Nate writes: “I think, however, it is also possible that once it becomes clear that priorities on gay marriage and antidiscrimination laws are not threatened that progressive hostility to religious freedom will wane. I don’t know if this is the case, but it seems possible that really there is nothing deeper going on here than gay marriage and antidiscrimination laws.”
I see things a bit differently. But at least part of the difference may be the result of definitional uncertainties. I’m not sure what Nate means to include within the compass of antidiscrimination laws. I’m more certain of the sorts of harms to personal dignity that antidiscrimination scholars do see at the heart of those laws. And I’m even more certain of what Nate rightly describes as the ambitions of Justice Kennedy, especially in the jurisprudence of dignity that has animated his opinions over the last 25 years or so (from substantive due process all the way to state sovereign immunity). As I put it in this essay (footnotes omitted):
The issue of symbolic or “dignitarian” harm is particularly problematic. If perceived affronts or injuries to one’s personal dignity constitute a “significant” or “material” harm to a third party, then it is difficult to see how many permissive religious accommodations could survive. Laws reflect morally and politically charged messages. Whether the subject is education, public health, drugs, sexuality, commerce, prisons, insurance, the environment, or the military, laws embody particular moral convictions and impose, even if tacitly, particular moral views on those subject to them. Religious accommodations are decisions by the government to permit limited dissent from these moral messages. In accommodating religious objectors, the state might be perceived not merely to authorize limited disagreement with the law, but to countenance disrespect for the moral views underlying it or even for the moral dignity of those who are its intended beneficiaries. But if the state comes to have powerful legal interests in remedying symbolic or dignitarian offenses, then that may well render many permissive religious accommodations illegal….

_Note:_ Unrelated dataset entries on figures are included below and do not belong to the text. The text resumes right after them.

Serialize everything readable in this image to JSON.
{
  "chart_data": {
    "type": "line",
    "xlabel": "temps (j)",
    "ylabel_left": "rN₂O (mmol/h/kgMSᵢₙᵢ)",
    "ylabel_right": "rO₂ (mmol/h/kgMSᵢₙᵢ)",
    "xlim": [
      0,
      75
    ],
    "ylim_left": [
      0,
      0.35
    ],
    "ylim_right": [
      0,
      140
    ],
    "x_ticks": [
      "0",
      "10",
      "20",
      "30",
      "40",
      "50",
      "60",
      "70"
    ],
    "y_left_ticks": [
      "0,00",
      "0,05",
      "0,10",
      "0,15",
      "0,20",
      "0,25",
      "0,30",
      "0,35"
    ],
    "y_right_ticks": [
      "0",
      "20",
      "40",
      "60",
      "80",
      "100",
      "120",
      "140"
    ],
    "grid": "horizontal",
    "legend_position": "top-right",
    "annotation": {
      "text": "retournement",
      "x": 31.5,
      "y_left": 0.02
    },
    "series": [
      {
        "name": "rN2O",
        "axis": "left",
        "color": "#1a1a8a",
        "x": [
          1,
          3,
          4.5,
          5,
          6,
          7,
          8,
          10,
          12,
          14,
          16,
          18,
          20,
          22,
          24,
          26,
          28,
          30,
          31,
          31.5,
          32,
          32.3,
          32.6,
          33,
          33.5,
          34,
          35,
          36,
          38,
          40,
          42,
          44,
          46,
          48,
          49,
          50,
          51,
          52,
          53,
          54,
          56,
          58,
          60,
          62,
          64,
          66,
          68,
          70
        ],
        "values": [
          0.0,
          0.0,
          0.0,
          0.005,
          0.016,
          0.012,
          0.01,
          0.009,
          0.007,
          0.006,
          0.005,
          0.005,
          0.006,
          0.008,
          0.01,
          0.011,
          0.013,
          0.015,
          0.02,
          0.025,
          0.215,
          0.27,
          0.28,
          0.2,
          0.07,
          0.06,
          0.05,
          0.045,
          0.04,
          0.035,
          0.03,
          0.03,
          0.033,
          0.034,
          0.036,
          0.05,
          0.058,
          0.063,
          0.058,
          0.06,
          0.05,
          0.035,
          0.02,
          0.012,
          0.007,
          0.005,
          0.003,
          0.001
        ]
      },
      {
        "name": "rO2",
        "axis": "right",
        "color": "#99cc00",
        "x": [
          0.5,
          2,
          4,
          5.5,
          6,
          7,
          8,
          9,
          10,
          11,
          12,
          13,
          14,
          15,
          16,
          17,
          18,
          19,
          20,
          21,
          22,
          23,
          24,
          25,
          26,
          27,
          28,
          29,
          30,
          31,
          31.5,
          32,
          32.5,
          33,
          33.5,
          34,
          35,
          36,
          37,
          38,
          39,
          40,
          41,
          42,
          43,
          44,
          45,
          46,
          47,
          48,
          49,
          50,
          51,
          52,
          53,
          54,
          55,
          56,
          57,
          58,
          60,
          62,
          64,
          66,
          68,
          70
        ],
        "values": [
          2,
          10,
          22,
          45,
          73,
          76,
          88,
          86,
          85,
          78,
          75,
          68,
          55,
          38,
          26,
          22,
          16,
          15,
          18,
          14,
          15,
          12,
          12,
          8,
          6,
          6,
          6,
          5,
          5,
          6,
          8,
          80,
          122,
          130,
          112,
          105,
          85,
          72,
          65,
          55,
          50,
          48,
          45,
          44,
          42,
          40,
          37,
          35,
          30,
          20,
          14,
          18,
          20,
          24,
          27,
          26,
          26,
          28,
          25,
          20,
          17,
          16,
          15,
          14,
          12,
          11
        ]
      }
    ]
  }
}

A leading antidiscrimination scholar has likewise noted that the prevention of harms to “dignity” and the stigmatization of discrimination are two of the three “canonical” functions of antidiscrimination laws generally. Religious accommodations, it is said, have the power to “stigmatize and demean” those who disagree with the religious claimant’s dissenting position on these matters, even when such objections are “not stated explicitly.” The feeling of being “judged” by those who raise religious objections to certain conduct, and the indignity of knowing that the state has countenanced that judgment by permitting a religious accommodation, may themselves be independent harms….
The government’s vindication of third-party dignitary harms has the potential to destroy religious accommodation. The core function of religious accommodations, again, is to authorize limited, but sometimes socially powerful and politically controversial, dissent from the law’s moral messages. There is an important difference between dissent from a law’s moral message and the denigration or vilification of the law’s intended beneficiaries. “Hate the sin, love the sinner,” is the Christian aphorism sometimes used to express this distinction, but it has proved elusive and generally unpersuasive (or worse) to those whose dignity is felt to be injured by claims for religious accommodations. A government that assumes the power to confer dignity on individuals may also subject itself to legal claims by individuals whose dignity has been harmed as the deprivation of an entitlement. And there is reason to worry that the legal conferral of dignity is expanding, as the Supreme Court increasingly justifies its constitutional jurisprudence based on ever-thickening concepts of human dignity. Lurking just beneath these dignitarian clashes are bottomless mysteries concerning the foundations of human identity—religion or sex? higher duty or worldly satisfaction?—that, one may anxiously hope, neither the Supreme Court nor any other government institution will ever assume the power to resolve.
Perhaps in the end the issue is not so much “progressive skepticism” toward religious freedom as “progressive aspirations” for antidiscrimination law–not the winning back of progressives to the cause of religious liberty (or even to its toleration), but the damage to religious liberty that the ever-expanding scope of antidiscrimination law portends.